I love every word of “A Tale of Two Cities.” The story, the characters, “it is a far, far better thing that I do” — all so dramatic and heartbreaking. I just wish Charles Dickens had come up with a different title. Yes, it’s brilliant, those T’s lined up rat-a-tat-tat; but in the 160 or so years since it was published, “A Tale of Two Cities” has become the speech- or opinion writer’s lazy metaphor of choice for the inequities of a particular city.
Every city, sad to say, in every age has had its haves and have-nots, its filthy rich and its desperately poor, and the divisions can go on endlessly from there. Cities can also be Black and white, male and female, green and concrete and — the silent assumption under all of these binaries — good and bad, however these terms are to be defined. Focusing on divisions, though, blocks constructive thought about cities, because in between is where the work of making and maintaining healthy cities is done.
The journalist Vaudine England’s “Fortune’s Bazaar: The Making of Hong Kong” explicitly rejects the tale-of-two-cities approach, and this is what makes it so illuminating.

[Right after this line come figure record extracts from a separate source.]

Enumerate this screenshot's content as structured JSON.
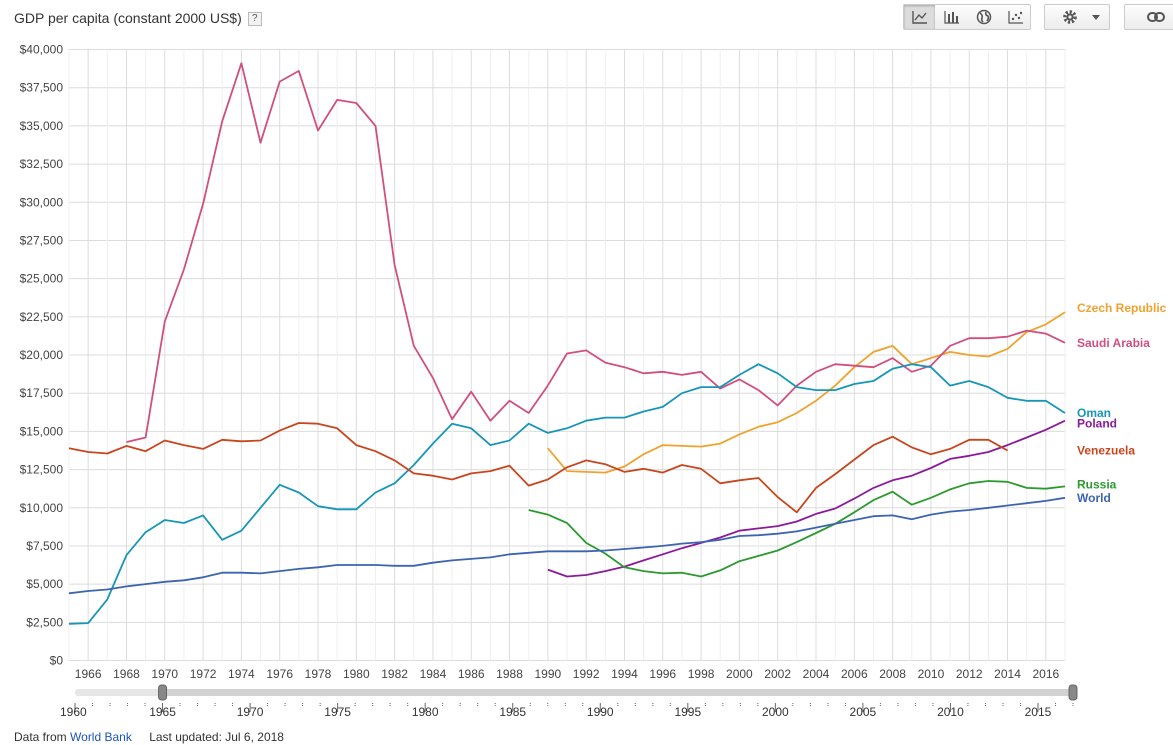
{
  "header": {
    "title": "GDP per capita (constant 2000 US$)",
    "help": "?"
  },
  "toolbar": {
    "buttons": [
      {
        "name": "line-chart-icon",
        "active": true
      },
      {
        "name": "bar-chart-icon",
        "active": false
      },
      {
        "name": "globe-icon",
        "active": false
      },
      {
        "name": "scatter-icon",
        "active": false
      }
    ],
    "settings": "gear-icon",
    "link": "link-icon"
  },
  "footer": {
    "source_prefix": "Data from",
    "source_link": "World Bank",
    "updated": "Last updated: Jul 6, 2018"
  },
  "chart_data": {
    "type": "line",
    "title": "GDP per capita (constant 2000 US$)",
    "xlim": [
      1965,
      2017
    ],
    "ylim": [
      0,
      40000
    ],
    "y_ticks": [
      0,
      2500,
      5000,
      7500,
      10000,
      12500,
      15000,
      17500,
      20000,
      22500,
      25000,
      27500,
      30000,
      32500,
      35000,
      37500,
      40000
    ],
    "y_tick_labels": [
      "$0",
      "$2,500",
      "$5,000",
      "$7,500",
      "$10,000",
      "$12,500",
      "$15,000",
      "$17,500",
      "$20,000",
      "$22,500",
      "$25,000",
      "$27,500",
      "$30,000",
      "$32,500",
      "$35,000",
      "$37,500",
      "$40,000"
    ],
    "x_ticks": [
      1966,
      1968,
      1970,
      1972,
      1974,
      1976,
      1978,
      1980,
      1982,
      1984,
      1986,
      1988,
      1990,
      1992,
      1994,
      1996,
      1998,
      2000,
      2002,
      2004,
      2006,
      2008,
      2010,
      2012,
      2014,
      2016
    ],
    "grid": true,
    "legend": "right",
    "series": [
      {
        "name": "Czech Republic",
        "color": "#f0a22e",
        "start": 1990,
        "values": [
          13900,
          12400,
          12350,
          12300,
          12700,
          13500,
          14100,
          14050,
          14000,
          14200,
          14800,
          15300,
          15600,
          16200,
          17000,
          18000,
          19200,
          20200,
          20600,
          19400,
          19800,
          20200,
          20000,
          19900,
          20400,
          21500,
          22000,
          22800
        ]
      },
      {
        "name": "Saudi Arabia",
        "color": "#d04f7f",
        "start": 1968,
        "values": [
          14300,
          14600,
          22200,
          25600,
          29900,
          35300,
          39100,
          33900,
          37900,
          38600,
          34700,
          36700,
          36500,
          35000,
          25900,
          20600,
          18500,
          15800,
          17600,
          15700,
          17000,
          16200,
          18000,
          20100,
          20300,
          19500,
          19200,
          18800,
          18900,
          18700,
          18900,
          17800,
          18400,
          17700,
          16700,
          18000,
          18900,
          19400,
          19300,
          19200,
          19800,
          18900,
          19300,
          20600,
          21100,
          21100,
          21200,
          21600,
          21400,
          20800
        ]
      },
      {
        "name": "Oman",
        "color": "#1796b8",
        "start": 1965,
        "values": [
          2400,
          2450,
          4000,
          6900,
          8400,
          9200,
          9000,
          9500,
          7900,
          8500,
          10000,
          11500,
          11000,
          10100,
          9900,
          9900,
          11000,
          11600,
          12800,
          14200,
          15500,
          15200,
          14100,
          14400,
          15500,
          14900,
          15200,
          15700,
          15900,
          15900,
          16300,
          16600,
          17500,
          17900,
          17900,
          18700,
          19400,
          18800,
          17900,
          17700,
          17700,
          18100,
          18300,
          19100,
          19400,
          19200,
          18000,
          18300,
          17900,
          17200,
          17000,
          17000,
          16200
        ]
      },
      {
        "name": "Poland",
        "color": "#8b1a9a",
        "start": 1990,
        "values": [
          5950,
          5500,
          5600,
          5850,
          6150,
          6550,
          6950,
          7350,
          7700,
          8050,
          8500,
          8650,
          8800,
          9100,
          9600,
          9950,
          10600,
          11300,
          11800,
          12100,
          12600,
          13200,
          13400,
          13650,
          14100,
          14600,
          15100,
          15700
        ]
      },
      {
        "name": "Venezuela",
        "color": "#c8461e",
        "start": 1965,
        "values": [
          13900,
          13650,
          13550,
          14050,
          13700,
          14400,
          14100,
          13850,
          14450,
          14350,
          14400,
          15050,
          15550,
          15500,
          15200,
          14100,
          13700,
          13100,
          12250,
          12100,
          11850,
          12250,
          12400,
          12750,
          11450,
          11850,
          12650,
          13100,
          12850,
          12350,
          12550,
          12300,
          12800,
          12550,
          11600,
          11800,
          11950,
          10700,
          9700,
          11300,
          12200,
          13150,
          14100,
          14650,
          13950,
          13500,
          13850,
          14450,
          14450,
          13750
        ]
      },
      {
        "name": "Russia",
        "color": "#2c9a2f",
        "start": 1989,
        "values": [
          9850,
          9550,
          9000,
          7700,
          7000,
          6100,
          5850,
          5700,
          5750,
          5500,
          5900,
          6500,
          6850,
          7200,
          7750,
          8350,
          8950,
          9700,
          10500,
          11050,
          10200,
          10650,
          11200,
          11600,
          11750,
          11700,
          11300,
          11250,
          11400
        ]
      },
      {
        "name": "World",
        "color": "#3d64b0",
        "start": 1965,
        "values": [
          4400,
          4550,
          4650,
          4850,
          5000,
          5150,
          5250,
          5450,
          5750,
          5750,
          5700,
          5850,
          6000,
          6100,
          6250,
          6250,
          6250,
          6200,
          6200,
          6400,
          6550,
          6650,
          6750,
          6950,
          7050,
          7150,
          7150,
          7150,
          7200,
          7300,
          7400,
          7500,
          7650,
          7750,
          7900,
          8150,
          8200,
          8300,
          8450,
          8700,
          8950,
          9200,
          9450,
          9500,
          9250,
          9550,
          9750,
          9850,
          10000,
          10150,
          10300,
          10450,
          10650
        ]
      }
    ]
  },
  "timeline": {
    "range": [
      1960,
      2017
    ],
    "handle_start": 1965,
    "handle_end": 2017,
    "labels": [
      {
        "year": 1960,
        "text": "1960"
      },
      {
        "year": 1965,
        "text": "1965"
      },
      {
        "year": 1970,
        "text": "1970"
      },
      {
        "year": 1975,
        "text": "1975"
      },
      {
        "year": 1980,
        "text": "1980"
      },
      {
        "year": 1985,
        "text": "1985"
      },
      {
        "year": 1990,
        "text": "1990"
      },
      {
        "year": 1995,
        "text": "1995"
      },
      {
        "year": 2000,
        "text": "2000"
      },
      {
        "year": 2005,
        "text": "2005"
      },
      {
        "year": 2010,
        "text": "2010"
      },
      {
        "year": 2015,
        "text": "2015"
      }
    ]
  }
}
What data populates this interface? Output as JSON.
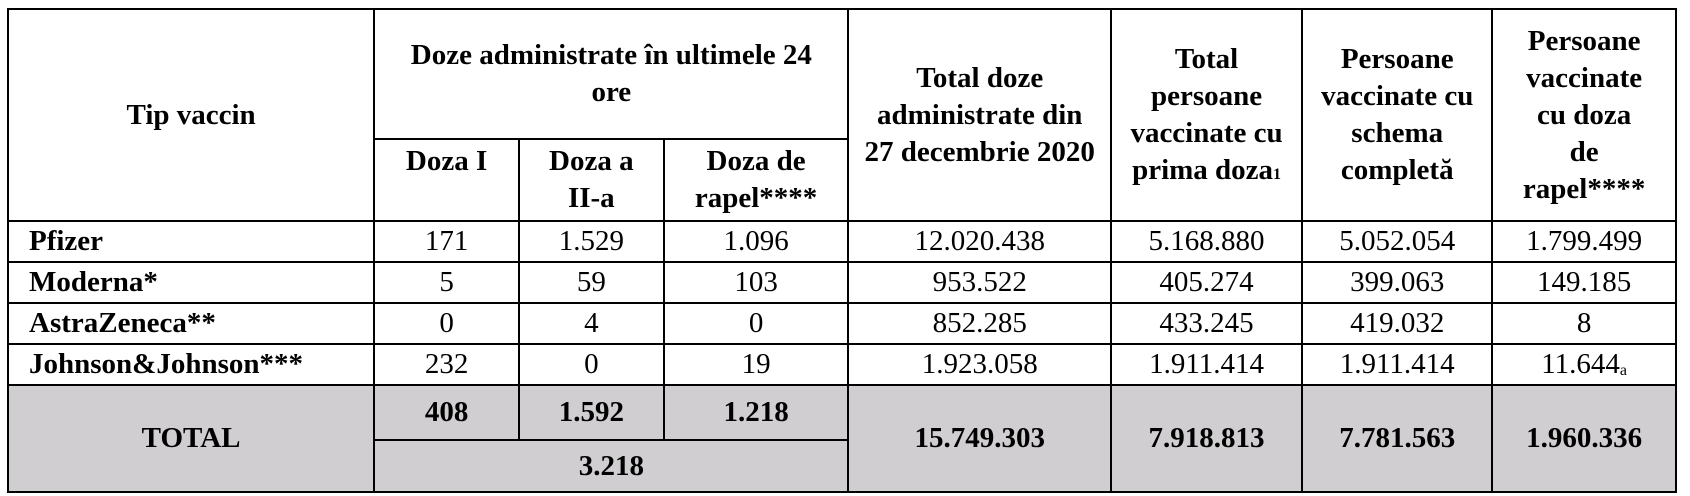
{
  "header": {
    "col_tip": "Tip vaccin",
    "col_doze_24h": "Doze administrate în ultimele 24 ore",
    "sub_doza1_line1": "Doza I",
    "sub_doza2_line1": "Doza a",
    "sub_doza2_line2": "II-a",
    "sub_rapel_line1": "Doza de",
    "sub_rapel_line2": "rapel****",
    "col_total_doze": "Total doze administrate din 27 decembrie 2020",
    "col_total_pers": "Total persoane vaccinate cu prima doza",
    "col_total_pers_sup": "1",
    "col_schema": "Persoane vaccinate cu schema completă",
    "col_rapel_lines": [
      "Persoane",
      "vaccinate",
      "cu doza",
      "de",
      "rapel****"
    ]
  },
  "rows": [
    {
      "name": "Pfizer",
      "d1": "171",
      "d2": "1.529",
      "dr": "1.096",
      "total_doze": "12.020.438",
      "prima": "5.168.880",
      "completa": "5.052.054",
      "rapel": "1.799.499",
      "rapel_sup": ""
    },
    {
      "name": "Moderna*",
      "d1": "5",
      "d2": "59",
      "dr": "103",
      "total_doze": "953.522",
      "prima": "405.274",
      "completa": "399.063",
      "rapel": "149.185",
      "rapel_sup": ""
    },
    {
      "name": "AstraZeneca**",
      "d1": "0",
      "d2": "4",
      "dr": "0",
      "total_doze": "852.285",
      "prima": "433.245",
      "completa": "419.032",
      "rapel": "8",
      "rapel_sup": ""
    },
    {
      "name": "Johnson&Johnson***",
      "d1": "232",
      "d2": "0",
      "dr": "19",
      "total_doze": "1.923.058",
      "prima": "1.911.414",
      "completa": "1.911.414",
      "rapel": "11.644",
      "rapel_sup": "a"
    }
  ],
  "total": {
    "label": "TOTAL",
    "d1": "408",
    "d2": "1.592",
    "dr": "1.218",
    "sum_24h": "3.218",
    "total_doze": "15.749.303",
    "prima": "7.918.813",
    "completa": "7.781.563",
    "rapel": "1.960.336"
  },
  "colors": {
    "total_row_bg": "#d0ced0",
    "border": "#000000"
  }
}
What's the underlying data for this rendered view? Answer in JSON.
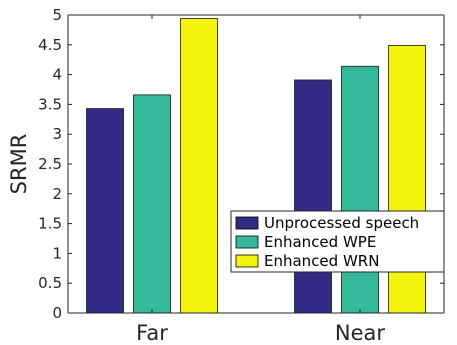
{
  "chart_data": {
    "type": "bar",
    "categories": [
      "Far",
      "Near"
    ],
    "series": [
      {
        "name": "Unprocessed speech",
        "color": "#332a86",
        "values": [
          3.43,
          3.91
        ]
      },
      {
        "name": "Enhanced WPE",
        "color": "#35b99a",
        "values": [
          3.66,
          4.14
        ]
      },
      {
        "name": "Enhanced WRN",
        "color": "#f4f40f",
        "values": [
          4.94,
          4.49
        ]
      }
    ],
    "ylabel": "SRMR",
    "xlabel": "",
    "title": "",
    "ylim": [
      0,
      5
    ],
    "yticks": [
      "0",
      "0.5",
      "1",
      "1.5",
      "2",
      "2.5",
      "3",
      "3.5",
      "4",
      "4.5",
      "5"
    ],
    "grid": false,
    "legend_position": "lower-right"
  }
}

It is no small feat on the author’s part, given how easily Hong Kong’s history lends itself to the device: From 1841, when, as one legend has it, a seaman named Mohammed Arab raised the Union Jack at Possession Point, until China’s takeover in 1997, the British colonial rulers lived high up on Victoria Peak on Hong Kong Island, while down below their Chinese subjects swarmed Temple Street and packed into the Walled City in Kowloon. At the top, bridge and tennis; at the bottom, mahjong. And somehow, the story usually goes, Hong Kong became Asia’s greatest commercial port even though few residents could speak both English and Cantonese.